Xander just couldn’t focus on the words—couldn’t make them take proper form and speak to him—and he was frustrated in a way he hadn’t been since kindergarten, the year that Willow’s patience had paid off in terms of his literacy.  The basics of movement and direction—of maneuvering with input from only one eye—he’d mastered in the wake of Caleb, but the finer points… well, they’d been pushed aside in the face of the apocalypse.  Why teach yourself everything all over again, he’d joked when Willow offered to help, when the world could end tomorrow?  He’d just let everyone else do it for him, he’d teased.  Now, though… well, he had a life ahead of him, friends with lives of their own… and his own near-blindness.

“No.”  The refusal was softer, both in tone and in volume, but Andrew heard and stopped in his tracks.  “Stay?  I can’t… can’t quite make out all of it.”

“Oh.  My handwriting is awful, I know.  My mom used to make me practice it but then I stopped when we became Buffy’s nemesises, and then we were on the run and then all the rest…”

“Yeah, handwriting practice falls to the side during an apocalypse or two.  Explains all my grades in high school.  But that’s not what I meant.”

Andrew, for once, read between the lines and managed to keep the obvious to himself—Xander needed help.  He could do help.  “Well, then, how about I read it out loud?  It really is beautiful, if I say so myself… I copied the meter from some of the greater epics and the language itself is meant to be spoken and—“

“I’d like that.”

“OK, then.”  Andrew stopped and pulled up a chair, voice hesitant and soft as he began reading the open line.

“That’s Klingon.”

“Yeah… it was easier to write it out like this, and seemed more fitting because, you know, warrior language, but I can translate if you…”

“It’s OK… I know Klingon, too.  And you’re right—it’s meant to be spoken.”

The two exchanged a silent grin of mutual appreciation and geek solidarity before Andrew cleared his throat and began anew, voice clear and strong. 

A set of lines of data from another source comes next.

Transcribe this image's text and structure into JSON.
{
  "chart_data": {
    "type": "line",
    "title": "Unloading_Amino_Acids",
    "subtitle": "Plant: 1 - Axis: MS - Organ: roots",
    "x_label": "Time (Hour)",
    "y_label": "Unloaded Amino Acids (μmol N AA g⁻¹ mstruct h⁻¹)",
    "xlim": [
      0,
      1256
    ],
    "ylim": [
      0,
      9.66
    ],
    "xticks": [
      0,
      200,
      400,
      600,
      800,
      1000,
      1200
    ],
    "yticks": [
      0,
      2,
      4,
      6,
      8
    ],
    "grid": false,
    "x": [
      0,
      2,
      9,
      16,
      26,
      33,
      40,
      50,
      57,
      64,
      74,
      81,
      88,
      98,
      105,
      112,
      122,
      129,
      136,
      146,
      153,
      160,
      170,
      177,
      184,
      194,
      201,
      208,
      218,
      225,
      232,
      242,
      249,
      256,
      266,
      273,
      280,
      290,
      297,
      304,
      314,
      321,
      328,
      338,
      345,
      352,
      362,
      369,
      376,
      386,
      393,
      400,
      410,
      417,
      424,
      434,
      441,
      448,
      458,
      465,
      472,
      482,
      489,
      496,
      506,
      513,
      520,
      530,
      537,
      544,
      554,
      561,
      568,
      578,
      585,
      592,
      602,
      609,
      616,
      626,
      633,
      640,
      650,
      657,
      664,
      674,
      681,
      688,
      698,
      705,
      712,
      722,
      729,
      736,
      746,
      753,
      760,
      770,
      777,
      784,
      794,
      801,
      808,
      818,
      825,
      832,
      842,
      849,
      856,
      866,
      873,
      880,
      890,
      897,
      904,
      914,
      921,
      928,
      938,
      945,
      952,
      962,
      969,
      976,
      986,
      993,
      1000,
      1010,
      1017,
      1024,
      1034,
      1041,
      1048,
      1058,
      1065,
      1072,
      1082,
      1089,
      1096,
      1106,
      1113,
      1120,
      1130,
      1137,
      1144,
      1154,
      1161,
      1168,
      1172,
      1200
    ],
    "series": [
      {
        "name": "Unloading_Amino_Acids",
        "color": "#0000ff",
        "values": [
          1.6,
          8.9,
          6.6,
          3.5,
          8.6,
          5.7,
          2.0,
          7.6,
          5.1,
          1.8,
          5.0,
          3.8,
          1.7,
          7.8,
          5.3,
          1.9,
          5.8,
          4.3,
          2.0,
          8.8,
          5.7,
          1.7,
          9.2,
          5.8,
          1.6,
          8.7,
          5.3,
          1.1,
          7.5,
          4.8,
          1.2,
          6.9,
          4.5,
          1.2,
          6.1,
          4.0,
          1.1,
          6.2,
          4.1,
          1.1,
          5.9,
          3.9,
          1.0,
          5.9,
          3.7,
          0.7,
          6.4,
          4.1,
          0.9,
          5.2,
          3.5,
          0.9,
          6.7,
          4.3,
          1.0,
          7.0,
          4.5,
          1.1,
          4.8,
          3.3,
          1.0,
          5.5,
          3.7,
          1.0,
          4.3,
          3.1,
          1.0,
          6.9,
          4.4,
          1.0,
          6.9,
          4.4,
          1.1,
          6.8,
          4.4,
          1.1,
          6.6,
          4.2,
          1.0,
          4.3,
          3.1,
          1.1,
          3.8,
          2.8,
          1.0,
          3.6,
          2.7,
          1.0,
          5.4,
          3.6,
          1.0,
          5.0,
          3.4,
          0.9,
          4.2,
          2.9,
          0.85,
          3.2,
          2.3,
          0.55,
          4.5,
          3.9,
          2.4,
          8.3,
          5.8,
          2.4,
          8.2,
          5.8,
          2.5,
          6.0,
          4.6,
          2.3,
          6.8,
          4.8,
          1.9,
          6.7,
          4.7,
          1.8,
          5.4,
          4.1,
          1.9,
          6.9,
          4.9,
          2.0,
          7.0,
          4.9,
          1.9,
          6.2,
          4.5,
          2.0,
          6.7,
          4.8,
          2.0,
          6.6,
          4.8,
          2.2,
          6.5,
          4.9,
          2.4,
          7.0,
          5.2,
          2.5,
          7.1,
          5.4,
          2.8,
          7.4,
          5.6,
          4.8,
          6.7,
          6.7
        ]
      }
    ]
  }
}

Xander listened raptly, each word striking more deeply than he’d believed it possibly could.  When it was over, he attempted to inconspicuously wipe away a tear that Andrew pretended not to see, murmuring a thank you when the paper was returned to the table.  Blushing, Andrew stammered his “you’re welcome” as he stood and walked to the door, leaving his epic behind.

“Andrew?”

“Yeah?”  The boy turned, though Xander didn’t.

“Worf himself couldn’t’ve done better.”

Another shared smile, this time unseen by the other, as Andrew left and Xander stayed behind—one pondering a new perhaps-friend, the other pondering a new life and old memories, all the while fingering parchment littered with alien script.